Look In The Mirror

If you’re not ready to accept what’s in this post, that’s OK; read it anyway, put it in the background, and ignore it as long as you need to.

What you don’t like about someone else is what you don’t like about yourself. (This is a subset of “you can’t love someone else until you learn to love yourself,” a lovely piece of kitch I’m still evaluating.)

What I find annoying in someone else is always, always something I find annoying in myself. I’m sure I heard it before, but the first time I really remember hearing it was in a Landmark seminar. I had just done the introductory course, the Landmark Forum, and was with a hundred or so others who had as well. Visiting that evening was someone who’d been around for a few years–14, if memory serves–giving us all this advanced crap and straight talk we weren’t ready for. At least I wasn’t ready for it.

Well, it’s been most of 6 years since I did the Landmark Forum. Like slowly stepping into a hot tub, I’ve acclimated myself to the idea of looking at my own (perceived) failings when I see them in others.

The barrier to being willing to accept this point of view was the hatred–I mean serious, destructive, hatred–I carried towards those parts of myself I didn’t like. I don’t know how you get over that except to forgive yourself. The only way I’ve found, consciously, to forgive myself, is to have an ontological crisis about it. I do not recommend creating ontological crises where you don’t have to.

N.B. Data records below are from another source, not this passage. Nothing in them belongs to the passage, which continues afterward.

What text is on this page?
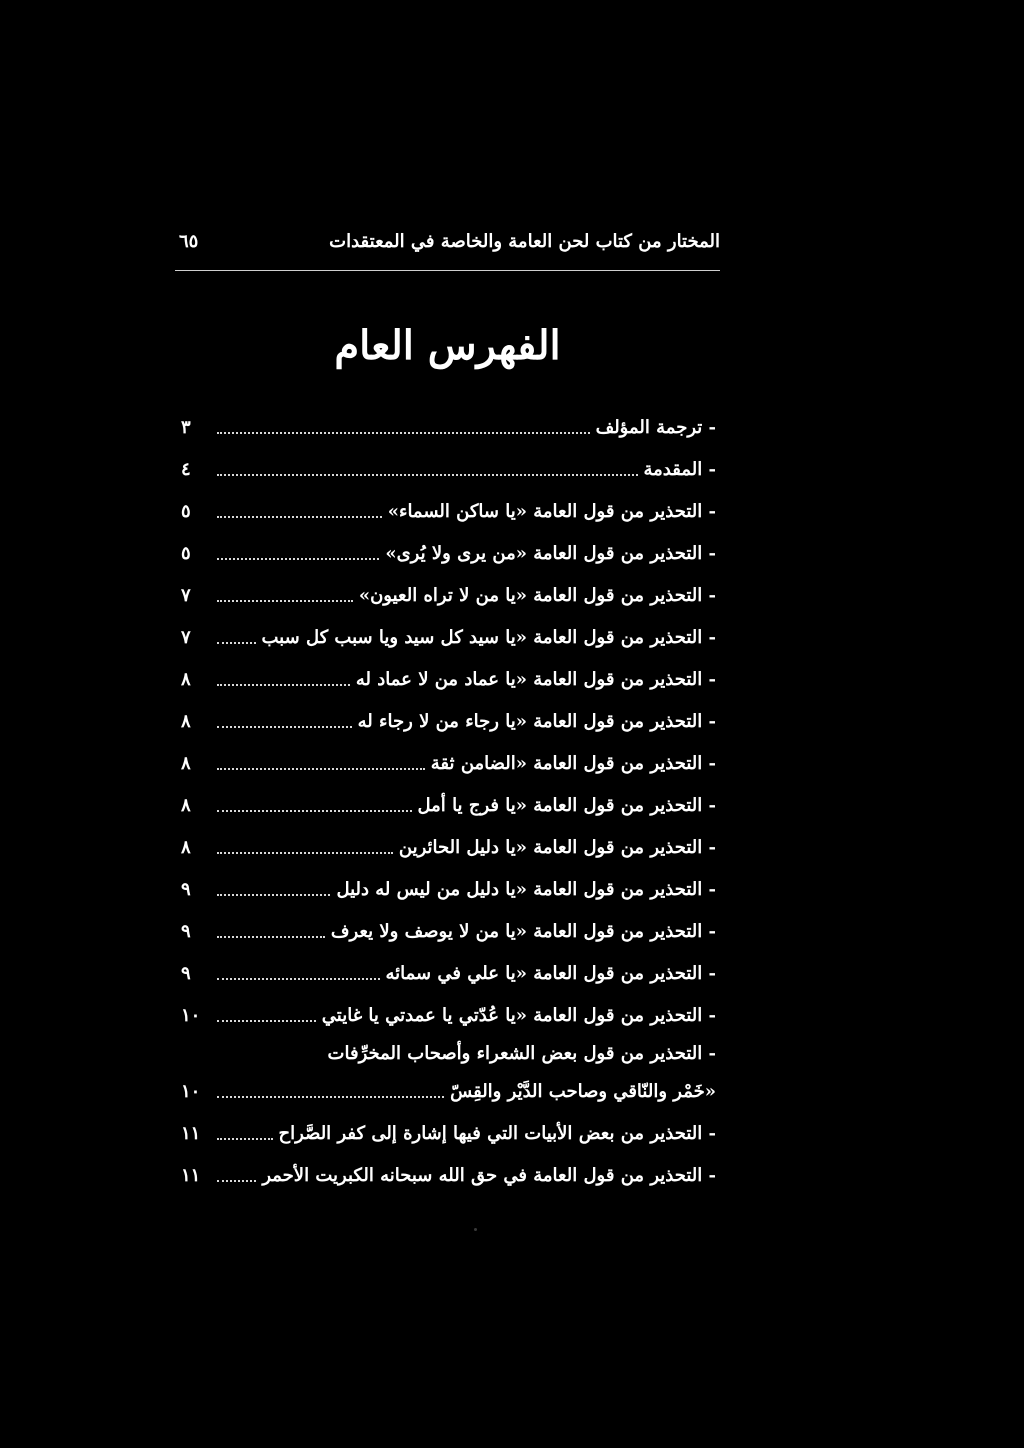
٦٥	المختار من كتاب لحن العامة والخاصة في المعتقدات
الفهرس العام
- ترجمة المؤلف
٣
- المقدمة
٤
- التحذير من قول العامة «يا ساكن السماء»
٥
- التحذير من قول العامة «من يرى ولا يُرى»
٥
- التحذير من قول العامة «يا من لا تراه العيون»
٧
- التحذير من قول العامة «يا سيد كل سيد ويا سبب كل سبب
٧
- التحذير من قول العامة «يا عماد من لا عماد له
٨
- التحذير من قول العامة «يا رجاء من لا رجاء له
٨
- التحذير من قول العامة «الضامن ثقة
٨
- التحذير من قول العامة «يا فرج يا أمل
٨
- التحذير من قول العامة «يا دليل الحائرين
٨
- التحذير من قول العامة «يا دليل من ليس له دليل
٩
- التحذير من قول العامة «يا من لا يوصف ولا يعرف
٩
- التحذير من قول العامة «يا علي في سمائه
٩
- التحذير من قول العامة «يا عُدّتي يا عمدتي يا غايتي
١٠
- التحذير من قول بعض الشعراء وأصحاب المخرِّفات
«خَمْر والنّاقي وصاحب الدَّيْر والقِسّ
١٠
- التحذير من بعض الأبيات التي فيها إشارة إلى كفر الصَّراح
١١
- التحذير من قول العامة في حق الله سبحانه الكبريت الأحمر
١١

Maybe meditating on forgiveness will help? I don’t know. I’m open to suggestions. (Note to self: I need to get email working on this site so y’all can sign up and post comments. Sorry I don’t have that working yet. It’s on the list.)

Anyway, the main point of this post, the reason I’m posting it, is to give everyone permission not to deal with things in these terms if you’re not ready to. It is absolutely OK to put this off. Take your time.

But if it wasn’t already, it is in your mind now, and it is eventually going to become part of your reality. You are going to start seeing yourself in others, and others in yourself. And to preserve your own sanity, you will need to take measures to change your perception of yourself and others: improve yourself, forgive yourself; improve others, forgive others.